The opposition did not concede defeat. Instead it declared the results illegitimate and has called for a transitional coalition government to arrange fresh elections failing which Museveni and NRM would be opposed through peaceful demonstrations. The rising prices of goods and services particularly fuel and food caused in part by NRM’s pumping too much money into the economy during the campaign and continued massive export of food have caused untold suffering as the majority of households cannot cope. Government’s refusal to intervene has turned demonstration from an opposition to a nationwide affair since everyone, pro-or anti-Museveni is hurting. Museveni has met demonstrators with massive force apparently directed by his son in the capital city of Kampala using presidential troops thereby sidelining the national army and police implying that Museveni does not trust them.

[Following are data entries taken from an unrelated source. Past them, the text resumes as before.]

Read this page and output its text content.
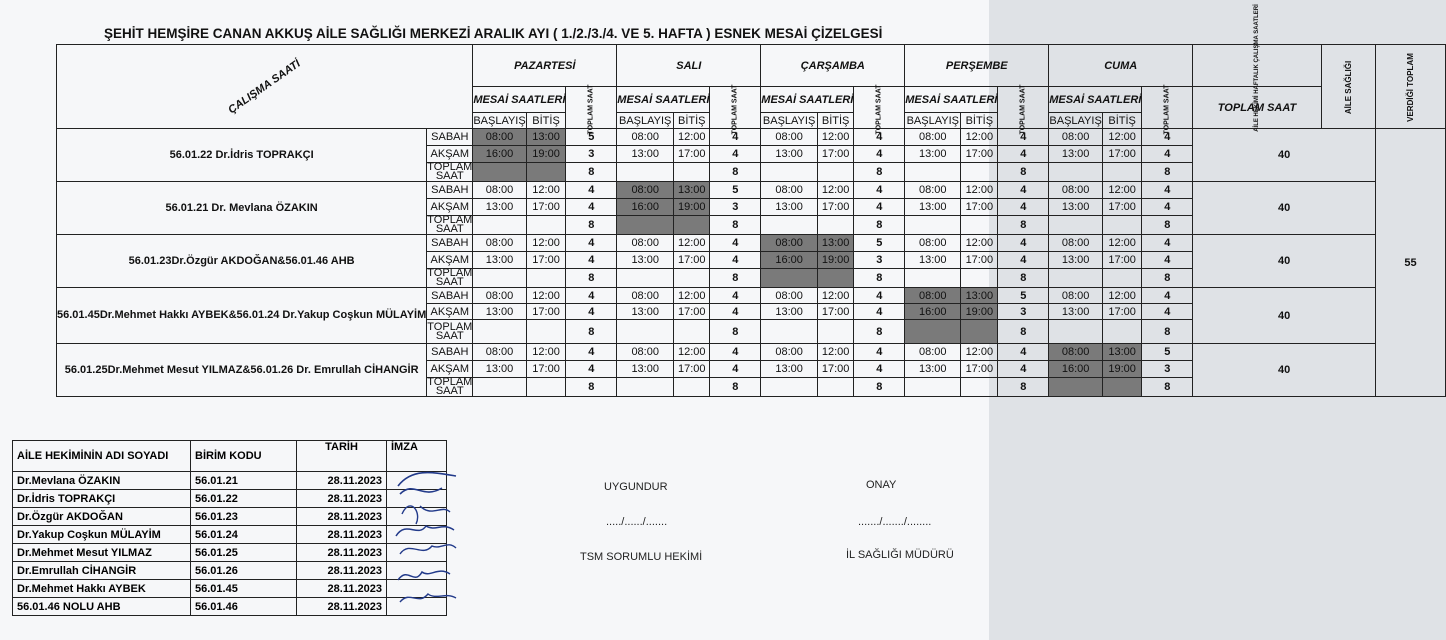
ŞEHİT HEMŞİRE CANAN AKKUŞ AİLE SAĞLIĞI MERKEZİ ARALIK AYI ( 1./2./3./4. VE 5. HAFTA ) ESNEK MESAİ ÇİZELGESİ
ÇALIŞMA SAATİ		PAZARTESİ			SALI			ÇARŞAMBA			PERŞEMBE			CUMA			AİLE HEKİMİ HAFTALIK ÇALIŞMA SAATLERİ	AİLE SAĞLIĞI	VERDİĞİ TOPLAM
		MESAİ SAATLERİ		TOPLAM SAAT	MESAİ SAATLERİ		TOPLAM SAAT	MESAİ SAATLERİ		TOPLAM SAAT	MESAİ SAATLERİ		TOPLAM SAAT	MESAİ SAATLERİ		TOPLAM SAAT	TOPLAM SAAT		
		BAŞLAYIŞ	BİTİŞ		BAŞLAYIŞ	BİTİŞ		BAŞLAYIŞ	BİTİŞ		BAŞLAYIŞ	BİTİŞ		BAŞLAYIŞ	BİTİŞ				
56.01.22 Dr.İdris TOPRAKÇI	SABAH	08:00	13:00	5	08:00	12:00	4	08:00	12:00	4	08:00	12:00	4	08:00	12:00	4	40		55
	AKŞAM	16:00	19:00	3	13:00	17:00	4	13:00	17:00	4	13:00	17:00	4	13:00	17:00	4			
	TOPLAM SAAT			8			8			8			8			8			
56.01.21 Dr. Mevlana ÖZAKIN	SABAH	08:00	12:00	4	08:00	13:00	5	08:00	12:00	4	08:00	12:00	4	08:00	12:00	4	40		
	AKŞAM	13:00	17:00	4	16:00	19:00	3	13:00	17:00	4	13:00	17:00	4	13:00	17:00	4			
	TOPLAM SAAT			8			8			8			8			8			
56.01.23Dr.Özgür AKDOĞAN&56.01.46 AHB	SABAH	08:00	12:00	4	08:00	12:00	4	08:00	13:00	5	08:00	12:00	4	08:00	12:00	4	40		
	AKŞAM	13:00	17:00	4	13:00	17:00	4	16:00	19:00	3	13:00	17:00	4	13:00	17:00	4			
	TOPLAM SAAT			8			8			8			8			8			
56.01.45Dr.Mehmet Hakkı AYBEK&56.01.24 Dr.Yakup Coşkun MÜLAYİM	SABAH	08:00	12:00	4	08:00	12:00	4	08:00	12:00	4	08:00	13:00	5	08:00	12:00	4	40		
	AKŞAM	13:00	17:00	4	13:00	17:00	4	13:00	17:00	4	16:00	19:00	3	13:00	17:00	4			
	TOPLAM SAAT			8			8			8			8			8			
56.01.25Dr.Mehmet Mesut YILMAZ&56.01.26 Dr. Emrullah CİHANGİR	SABAH	08:00	12:00	4	08:00	12:00	4	08:00	12:00	4	08:00	12:00	4	08:00	13:00	5	40		
	AKŞAM	13:00	17:00	4	13:00	17:00	4	13:00	17:00	4	13:00	17:00	4	16:00	19:00	3			
	TOPLAM SAAT			8			8			8			8			8			
AİLE HEKİMİNİN ADI SOYADI	BİRİM KODU	TARİH	İMZA
Dr.Mevlana ÖZAKIN	56.01.21	28.11.2023	
Dr.İdris TOPRAKÇI	56.01.22	28.11.2023	
Dr.Özgür AKDOĞAN	56.01.23	28.11.2023	
Dr.Yakup Coşkun MÜLAYİM	56.01.24	28.11.2023	
Dr.Mehmet Mesut YILMAZ	56.01.25	28.11.2023	
Dr.Emrullah CİHANGİR	56.01.26	28.11.2023	
Dr.Mehmet Hakkı AYBEK	56.01.45	28.11.2023	
56.01.46 NOLU AHB	56.01.46	28.11.2023	
UYGUNDUR	ONAY
...../....../.......	......./......./........
TSM SORUMLU HEKİMİ	İL SAĞLIĞI MÜDÜRÜ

Museveni has followed the fatal example of Nicolae Ceausescu of Romania who in 1989 used his favored presidential secret police to attack demonstrators. The demonstrators were joined by the army that had not been treated so well. The police and UPDF troops must be feeling bad at this humiliation. We wonder what is going through the mind of Generals Kayihura and Nyakairima and/or their families at this blatant humiliation. This is not the first time Museveni has favored his son over senior police and military officers. What a humiliation!
We appeal to all Ugandans especially the youth that this is the moment including Kayihura and Nyakairima and their troops to join hands and bring about a peaceful change and save the country from a terrible blood bath. The brutal death of that little kid in Masaka should touch the hearts of all Ugandans, their international and regional friends and well wishers and galvanize them to remove a dictatorial and uncaring system from power. The world will thank you for it!